No signs of intolerance were displayed at 3 times the therapeutic dose, administered for 3 weeks.
Vitamin K1 is a cofactor necessary for the synthesis of K-dependent coagulation factors (factors II, VII, IX and X). During this synthesis, vitamin K1 is converted into vitamin K1 hydroquinone (active form of vitamin K1) and then into vitamin K1 epoxide.
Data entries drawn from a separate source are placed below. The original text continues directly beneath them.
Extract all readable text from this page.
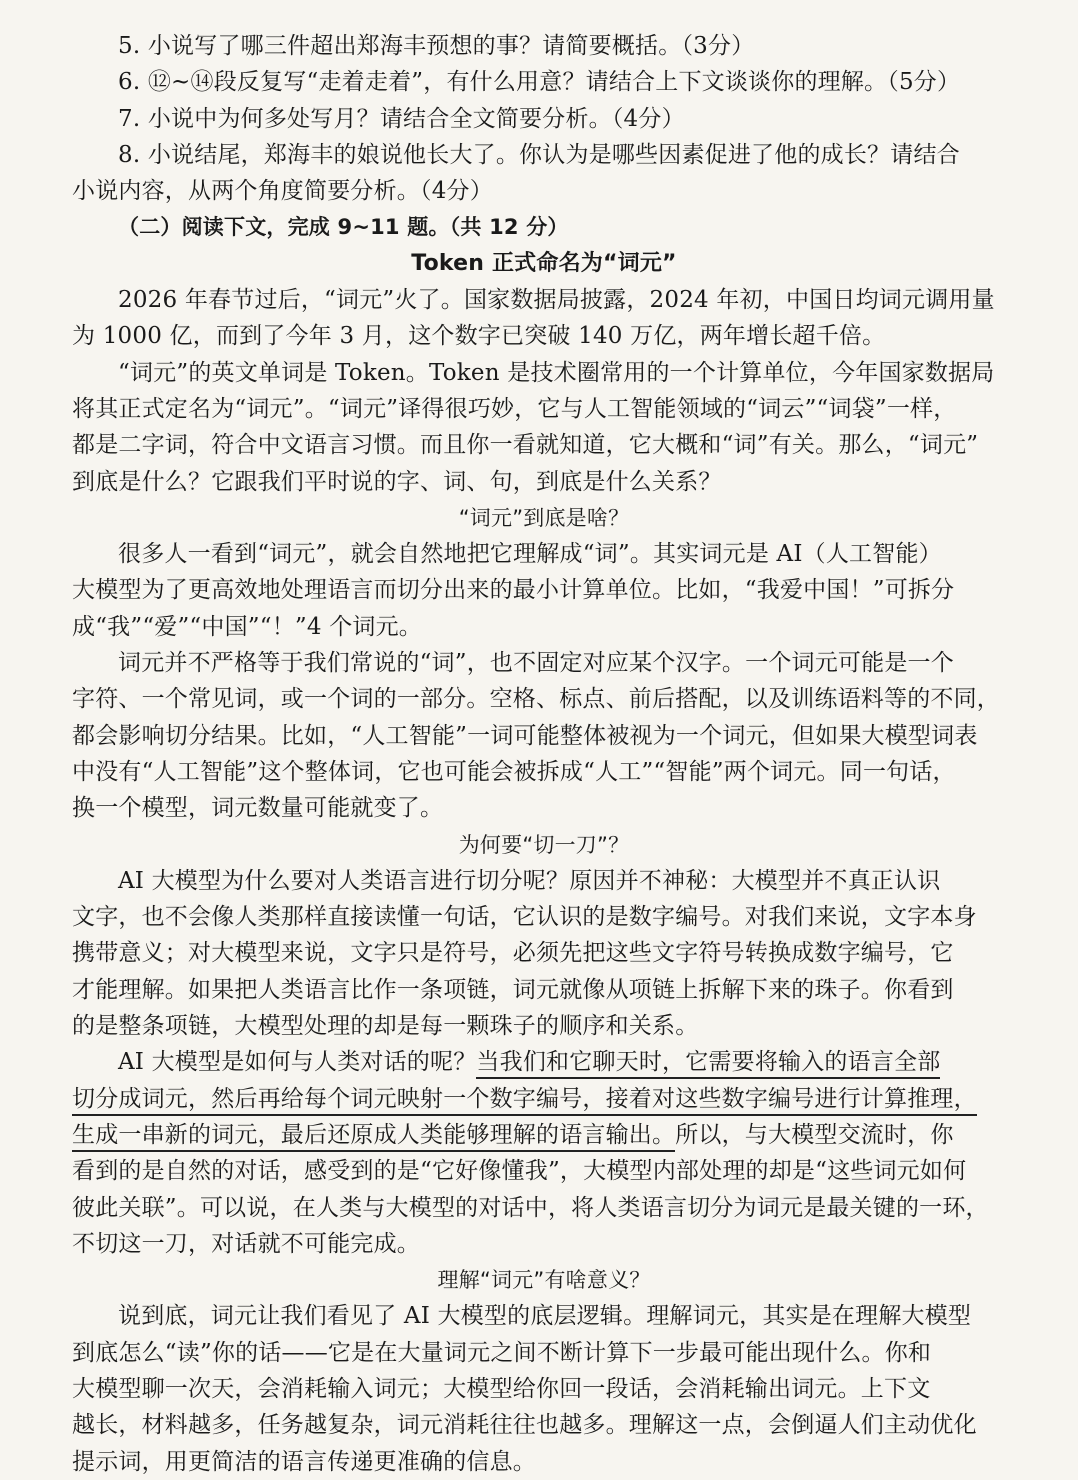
5. 小说写了哪三件超出郑海丰预想的事？请简要概括。（3分）

6. ⑫~⑭段反复写“走着走着”，有什么用意？请结合上下文谈谈你的理解。（5分）

7. 小说中为何多处写月？请结合全文简要分析。（4分）

8. 小说结尾，郑海丰的娘说他长大了。你认为是哪些因素促进了他的成长？请结合

小说内容，从两个角度简要分析。（4分）

（二）阅读下文，完成 9~11 题。（共 12 分）

Token 正式命名为“词元”

2026 年春节过后，“词元”火了。国家数据局披露，2024 年初，中国日均词元调用量

为 1000 亿，而到了今年 3 月，这个数字已突破 140 万亿，两年增长超千倍。

“词元”的英文单词是 Token。Token 是技术圈常用的一个计算单位，今年国家数据局

将其正式定名为“词元”。“词元”译得很巧妙，它与人工智能领域的“词云”“词袋”一样，

都是二字词，符合中文语言习惯。而且你一看就知道，它大概和“词”有关。那么，“词元”

到底是什么？它跟我们平时说的字、词、句，到底是什么关系？

“词元”到底是啥？

很多人一看到“词元”，就会自然地把它理解成“词”。其实词元是 AI（人工智能）

大模型为了更高效地处理语言而切分出来的最小计算单位。比如，“我爱中国！”可拆分

成“我”“爱”“中国”“！”4 个词元。

词元并不严格等于我们常说的“词”，也不固定对应某个汉字。一个词元可能是一个

字符、一个常见词，或一个词的一部分。空格、标点、前后搭配，以及训练语料等的不同，

都会影响切分结果。比如，“人工智能”一词可能整体被视为一个词元，但如果大模型词表

中没有“人工智能”这个整体词，它也可能会被拆成“人工”“智能”两个词元。同一句话，

换一个模型，词元数量可能就变了。

为何要“切一刀”？

AI 大模型为什么要对人类语言进行切分呢？原因并不神秘：大模型并不真正认识

文字，也不会像人类那样直接读懂一句话，它认识的是数字编号。对我们来说，文字本身

携带意义；对大模型来说，文字只是符号，必须先把这些文字符号转换成数字编号，它

才能理解。如果把人类语言比作一条项链，词元就像从项链上拆解下来的珠子。你看到

的是整条项链，大模型处理的却是每一颗珠子的顺序和关系。

AI 大模型是如何与人类对话的呢？当我们和它聊天时，它需要将输入的语言全部

切分成词元，然后再给每个词元映射一个数字编号，接着对这些数字编号进行计算推理，

生成一串新的词元，最后还原成人类能够理解的语言输出。所以，与大模型交流时，你

看到的是自然的对话，感受到的是“它好像懂我”，大模型内部处理的却是“这些词元如何

彼此关联”。可以说，在人类与大模型的对话中，将人类语言切分为词元是最关键的一环，

不切这一刀，对话就不可能完成。

理解“词元”有啥意义？

说到底，词元让我们看见了 AI 大模型的底层逻辑。理解词元，其实是在理解大模型

到底怎么“读”你的话——它是在大量词元之间不断计算下一步最可能出现什么。你和

大模型聊一次天，会消耗输入词元；大模型给你回一段话，会消耗输出词元。上下文

越长，材料越多，任务越复杂，词元消耗往往也越多。理解这一点，会倒逼人们主动优化

提示词，用更简洁的语言传递更准确的信息。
It is then recycled back into vitamin K1. Antivitamin K rodenticides inhibit the recycling of vitamin K1 epoxide, causing a risk of uncontrolled bleeding through the absence of functional factors II, VII, IX and X synthesis. The supply of vitamin K1 must be sufficiently large to activate the alternative hydrogenase enzyme pathway that converts it to its active (hydroquinone) form.
After oral administration, vitamin K1 is rapidly absorbed in the dog.
Some of the vitamin K1 is eliminated with the bile in the intestinal tract after metabolism in the liver, and some is eliminated in urine (in the form of glucuronoconjugated metabolites).